Leonardo Art/Science Student Exhibition

The Jury of the first Leonardo Art/Science Student Contest has selected the following projects as winners:

Hiroki Nishino
(DXARTS, University of Washington, Seattle, WA, USA)
"Oberhausen Requiem"


“Oberhausen Requiem” is an experimental, psycho-acoustic, site-specific live performance designed for the Gasometer, one of the largest tank structures in the world, in Oberhausen, Germany. The piece, which includes audience-controlled cyalume pen lights, is an homage to this “industrial cathedral” and the history and culture it symbolizes.


Michiko Tsuda
(Tokyo National University of the Arts, Tokyo, Japan)
http://2da.jp
"Where Are You?"


The images in the video work “Where Are You?” refer to the mechanism of self-generation. It gives a chance for viewers to re-think what "seeing" is.


Jaewook Shin
(ITP, Tisch School of Art, New York University, New York, USA)
http://jwook.com/afterimage
"Afterimage—Mind Frame"


"Afterimage—Mind Frame" is a visual installation in which the 'medium' of the art work is the mind. It gives viewers an uncanny glimpse of how perception and memory work together to form the world as they see it.

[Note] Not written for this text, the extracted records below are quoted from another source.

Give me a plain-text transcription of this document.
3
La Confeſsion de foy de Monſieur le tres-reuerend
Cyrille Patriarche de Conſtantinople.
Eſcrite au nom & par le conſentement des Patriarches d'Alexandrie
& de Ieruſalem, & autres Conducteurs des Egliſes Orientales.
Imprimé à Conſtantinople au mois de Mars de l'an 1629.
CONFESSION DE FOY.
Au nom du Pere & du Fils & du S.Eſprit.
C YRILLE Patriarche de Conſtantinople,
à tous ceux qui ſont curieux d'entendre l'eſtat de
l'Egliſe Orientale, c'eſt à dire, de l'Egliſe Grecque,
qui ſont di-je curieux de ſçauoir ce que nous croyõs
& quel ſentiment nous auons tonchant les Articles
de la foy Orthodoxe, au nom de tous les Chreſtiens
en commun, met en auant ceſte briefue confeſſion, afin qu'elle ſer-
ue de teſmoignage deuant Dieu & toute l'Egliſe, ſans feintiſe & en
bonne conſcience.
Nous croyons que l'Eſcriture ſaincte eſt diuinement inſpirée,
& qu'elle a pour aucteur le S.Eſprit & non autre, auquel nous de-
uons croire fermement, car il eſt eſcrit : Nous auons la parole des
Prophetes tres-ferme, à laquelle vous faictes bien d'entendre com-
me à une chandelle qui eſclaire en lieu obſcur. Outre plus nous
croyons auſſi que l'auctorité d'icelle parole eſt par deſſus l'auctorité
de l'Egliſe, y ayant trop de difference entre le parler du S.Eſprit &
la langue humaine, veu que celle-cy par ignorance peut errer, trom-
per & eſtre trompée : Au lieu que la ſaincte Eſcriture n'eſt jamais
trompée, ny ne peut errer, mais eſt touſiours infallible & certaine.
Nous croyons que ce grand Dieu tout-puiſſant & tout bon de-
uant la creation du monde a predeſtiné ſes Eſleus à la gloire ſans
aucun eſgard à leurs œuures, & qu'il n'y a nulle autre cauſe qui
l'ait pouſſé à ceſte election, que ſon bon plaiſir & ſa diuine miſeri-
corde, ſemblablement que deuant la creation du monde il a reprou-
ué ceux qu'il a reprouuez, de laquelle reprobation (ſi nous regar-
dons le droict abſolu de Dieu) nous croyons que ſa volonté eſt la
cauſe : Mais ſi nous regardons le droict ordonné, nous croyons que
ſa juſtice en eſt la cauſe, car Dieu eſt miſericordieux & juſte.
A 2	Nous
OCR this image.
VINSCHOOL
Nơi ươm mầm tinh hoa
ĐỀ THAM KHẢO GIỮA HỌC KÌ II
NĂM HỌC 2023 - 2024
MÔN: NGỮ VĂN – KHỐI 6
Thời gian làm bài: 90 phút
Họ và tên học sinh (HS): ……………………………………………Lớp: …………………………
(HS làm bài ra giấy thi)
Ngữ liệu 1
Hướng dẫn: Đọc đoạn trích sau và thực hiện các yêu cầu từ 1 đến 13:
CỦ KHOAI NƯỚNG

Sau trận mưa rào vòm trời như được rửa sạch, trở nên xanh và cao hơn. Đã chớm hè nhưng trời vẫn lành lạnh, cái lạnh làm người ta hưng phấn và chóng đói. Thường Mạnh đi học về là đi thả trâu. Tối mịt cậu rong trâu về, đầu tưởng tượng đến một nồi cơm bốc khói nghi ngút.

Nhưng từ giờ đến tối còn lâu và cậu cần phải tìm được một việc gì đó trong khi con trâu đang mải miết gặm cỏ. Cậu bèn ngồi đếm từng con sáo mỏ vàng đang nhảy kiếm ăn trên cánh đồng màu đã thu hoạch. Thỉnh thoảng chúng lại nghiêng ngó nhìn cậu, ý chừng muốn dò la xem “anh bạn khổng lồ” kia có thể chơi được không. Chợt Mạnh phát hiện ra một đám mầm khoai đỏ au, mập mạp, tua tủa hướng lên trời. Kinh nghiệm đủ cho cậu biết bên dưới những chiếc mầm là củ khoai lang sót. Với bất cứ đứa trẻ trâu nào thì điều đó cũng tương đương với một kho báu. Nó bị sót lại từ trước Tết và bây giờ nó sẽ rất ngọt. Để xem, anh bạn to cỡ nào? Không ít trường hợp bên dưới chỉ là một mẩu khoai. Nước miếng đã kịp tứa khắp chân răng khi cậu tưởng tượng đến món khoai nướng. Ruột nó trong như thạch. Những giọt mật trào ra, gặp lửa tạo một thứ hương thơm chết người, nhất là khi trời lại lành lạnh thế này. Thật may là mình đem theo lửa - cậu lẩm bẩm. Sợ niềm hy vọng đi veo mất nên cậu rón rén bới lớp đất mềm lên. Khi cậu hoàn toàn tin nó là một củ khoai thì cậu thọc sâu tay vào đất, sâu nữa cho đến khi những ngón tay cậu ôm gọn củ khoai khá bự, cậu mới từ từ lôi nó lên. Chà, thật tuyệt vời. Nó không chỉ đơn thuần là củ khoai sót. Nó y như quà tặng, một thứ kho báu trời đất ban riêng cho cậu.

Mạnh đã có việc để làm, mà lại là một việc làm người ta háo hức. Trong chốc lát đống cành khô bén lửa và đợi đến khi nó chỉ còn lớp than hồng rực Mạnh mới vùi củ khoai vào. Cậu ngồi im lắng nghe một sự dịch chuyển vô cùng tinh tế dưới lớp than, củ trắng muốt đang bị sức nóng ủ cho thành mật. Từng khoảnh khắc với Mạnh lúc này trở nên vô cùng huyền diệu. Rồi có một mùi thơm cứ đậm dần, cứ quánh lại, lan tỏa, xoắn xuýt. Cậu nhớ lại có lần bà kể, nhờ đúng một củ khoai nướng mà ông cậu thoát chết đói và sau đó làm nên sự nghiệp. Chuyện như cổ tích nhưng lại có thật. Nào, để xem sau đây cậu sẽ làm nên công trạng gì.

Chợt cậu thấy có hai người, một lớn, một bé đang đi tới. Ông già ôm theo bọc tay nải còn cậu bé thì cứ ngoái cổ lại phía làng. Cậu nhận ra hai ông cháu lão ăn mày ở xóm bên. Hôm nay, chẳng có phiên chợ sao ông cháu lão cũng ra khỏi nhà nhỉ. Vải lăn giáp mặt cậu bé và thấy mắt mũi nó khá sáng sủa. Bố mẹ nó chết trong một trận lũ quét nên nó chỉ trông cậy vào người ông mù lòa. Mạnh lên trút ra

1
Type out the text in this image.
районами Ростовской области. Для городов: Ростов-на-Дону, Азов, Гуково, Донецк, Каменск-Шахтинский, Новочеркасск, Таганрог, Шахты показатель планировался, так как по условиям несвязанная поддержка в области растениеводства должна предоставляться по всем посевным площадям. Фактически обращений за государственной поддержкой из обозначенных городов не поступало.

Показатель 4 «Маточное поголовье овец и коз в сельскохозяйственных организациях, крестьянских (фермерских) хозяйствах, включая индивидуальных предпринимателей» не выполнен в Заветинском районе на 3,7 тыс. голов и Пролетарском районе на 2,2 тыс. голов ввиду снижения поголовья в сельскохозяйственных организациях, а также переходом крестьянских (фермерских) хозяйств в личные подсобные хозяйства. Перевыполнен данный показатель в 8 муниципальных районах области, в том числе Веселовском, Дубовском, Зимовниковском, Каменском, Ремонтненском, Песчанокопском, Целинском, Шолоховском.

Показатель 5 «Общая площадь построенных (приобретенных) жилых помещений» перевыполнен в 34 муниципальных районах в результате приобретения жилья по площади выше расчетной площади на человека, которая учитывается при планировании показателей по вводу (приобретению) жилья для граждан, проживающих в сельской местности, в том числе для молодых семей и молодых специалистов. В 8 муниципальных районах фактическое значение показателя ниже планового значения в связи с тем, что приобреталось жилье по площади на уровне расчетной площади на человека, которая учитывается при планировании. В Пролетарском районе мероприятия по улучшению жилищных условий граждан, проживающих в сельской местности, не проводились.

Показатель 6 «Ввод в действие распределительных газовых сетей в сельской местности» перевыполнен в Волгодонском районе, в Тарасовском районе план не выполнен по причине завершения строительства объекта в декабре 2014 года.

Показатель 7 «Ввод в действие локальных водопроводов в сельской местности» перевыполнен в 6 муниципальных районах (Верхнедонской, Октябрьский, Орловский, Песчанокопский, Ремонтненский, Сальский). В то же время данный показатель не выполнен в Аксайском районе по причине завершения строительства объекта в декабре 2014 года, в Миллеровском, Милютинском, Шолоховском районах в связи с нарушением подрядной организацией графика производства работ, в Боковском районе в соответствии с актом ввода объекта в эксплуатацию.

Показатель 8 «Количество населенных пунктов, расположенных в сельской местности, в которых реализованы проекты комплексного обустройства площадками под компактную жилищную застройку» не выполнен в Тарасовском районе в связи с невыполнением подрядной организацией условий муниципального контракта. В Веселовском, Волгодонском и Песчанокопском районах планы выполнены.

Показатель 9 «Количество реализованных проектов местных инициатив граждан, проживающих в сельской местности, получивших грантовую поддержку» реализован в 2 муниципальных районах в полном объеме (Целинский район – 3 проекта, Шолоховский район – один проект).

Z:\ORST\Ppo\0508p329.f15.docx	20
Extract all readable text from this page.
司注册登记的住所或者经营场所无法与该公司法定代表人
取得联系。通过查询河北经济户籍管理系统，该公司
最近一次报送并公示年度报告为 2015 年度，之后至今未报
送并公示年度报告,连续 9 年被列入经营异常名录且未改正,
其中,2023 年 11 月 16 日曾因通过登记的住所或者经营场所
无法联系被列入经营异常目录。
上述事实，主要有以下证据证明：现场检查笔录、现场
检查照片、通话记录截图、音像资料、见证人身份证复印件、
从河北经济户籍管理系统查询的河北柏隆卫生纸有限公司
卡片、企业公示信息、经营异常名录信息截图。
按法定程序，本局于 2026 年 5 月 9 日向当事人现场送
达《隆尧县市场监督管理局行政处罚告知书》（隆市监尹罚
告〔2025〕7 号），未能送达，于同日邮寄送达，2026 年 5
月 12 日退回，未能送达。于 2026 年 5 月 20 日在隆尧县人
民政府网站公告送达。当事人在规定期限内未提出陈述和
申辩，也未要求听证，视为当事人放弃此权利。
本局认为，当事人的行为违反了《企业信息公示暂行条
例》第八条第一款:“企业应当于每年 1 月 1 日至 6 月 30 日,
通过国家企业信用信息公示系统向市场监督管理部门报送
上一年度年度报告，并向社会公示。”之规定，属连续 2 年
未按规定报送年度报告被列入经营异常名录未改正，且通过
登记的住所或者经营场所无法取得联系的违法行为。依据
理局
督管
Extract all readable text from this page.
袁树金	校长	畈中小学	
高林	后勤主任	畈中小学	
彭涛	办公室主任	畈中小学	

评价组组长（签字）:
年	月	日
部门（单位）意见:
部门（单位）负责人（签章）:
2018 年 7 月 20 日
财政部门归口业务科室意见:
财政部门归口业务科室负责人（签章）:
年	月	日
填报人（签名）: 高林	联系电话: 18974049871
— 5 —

Margarita Benitez and Markus Vogl
(School of the Art Institute of Chicago, IL, USA)
http://www.benitezvogl.com/circadian_capital/index.htm
"Circadian Capital"


"Circadian Capital" is an interactive sound installation which sonifies exchange rate data via Max/MSP. The piece reacts to "coins" being placed on the surface of a reacTable and plays different sounds influenced by the Foreign Exchange trading data of the day.


Byeong Sam Jeon
(Donald Bren School of Information & Computer Sciences, University of California, Irvine, CA, USA)
http://www.bsjeon.net/
"Telematic Drum Circle"


Combining telecommunications, robotics, human-computer interaction, and improvisational music, "Telematic Drum Circle" allows multiple online users around the world to create a live collective sound improvisation through controlling robotic percussion instruments via the Internet. The project explores the rupture of deeper communication in the technology-mediated world, and addresses the issue of global harmony by sharing participants' rhythmical spirit produced through the telematic live drum ensemble.

In addition, the jury has given honorable mention to:


Hung-Lin Hsu and Cheng-I Tsai
(National Cheng Kung University, Tainan, Taiwan)
http://sites.google.com/a/ialab.tw/open-space-2-0/Home/ARS
"Open Space 2.0"


In the "Open Space 2.0" system, users can take pictures using their cell phones and upload them with geographical data to a shared server. Other users can access these photos when they reach the same location, either at the same time or in the future, allowing them to see locations from different perspectives at different times.


Cheth Rowe
(San Francisco Art Institute, San Francisco, CA, USA)
http://www.3letterdictionary.com
"A Reward-Driven Process for Local, Noospheric, and Computational Detection of Stochastic Deviation Fields"


This project provides a method for measuring combined human thoughts. Three letters are randomly and repeatedly generated. It is theorized that group consciousness will skew these formations toward the generation of English words and poetry.

ArtSci Student Contest Gallery

See the work of the ArtSci Student Contest winners in the Leonardo Gallery

Jury

The jury consisted of:

- Nina Czegledy, independent media artist, curator and writer
- Piero Scaruffi, cognitive scientist and writer
- Tami Spector, professor of organic chemistry at the University of San Francisco
- Pamela Winfrey, senior artist at the San Francisco Exploratorium

Three of the winning projects were displayed at the closing reception of "Remix: From Science to Art and Back in the Digital Age," day 2 of the Berkeley Big Bang 08 symposium at the UC Berkeley Art Museum (June 3, 2008). All seven projects will also be highlighted in a special gallery section in an upcoming issue of Leonardo (TBA).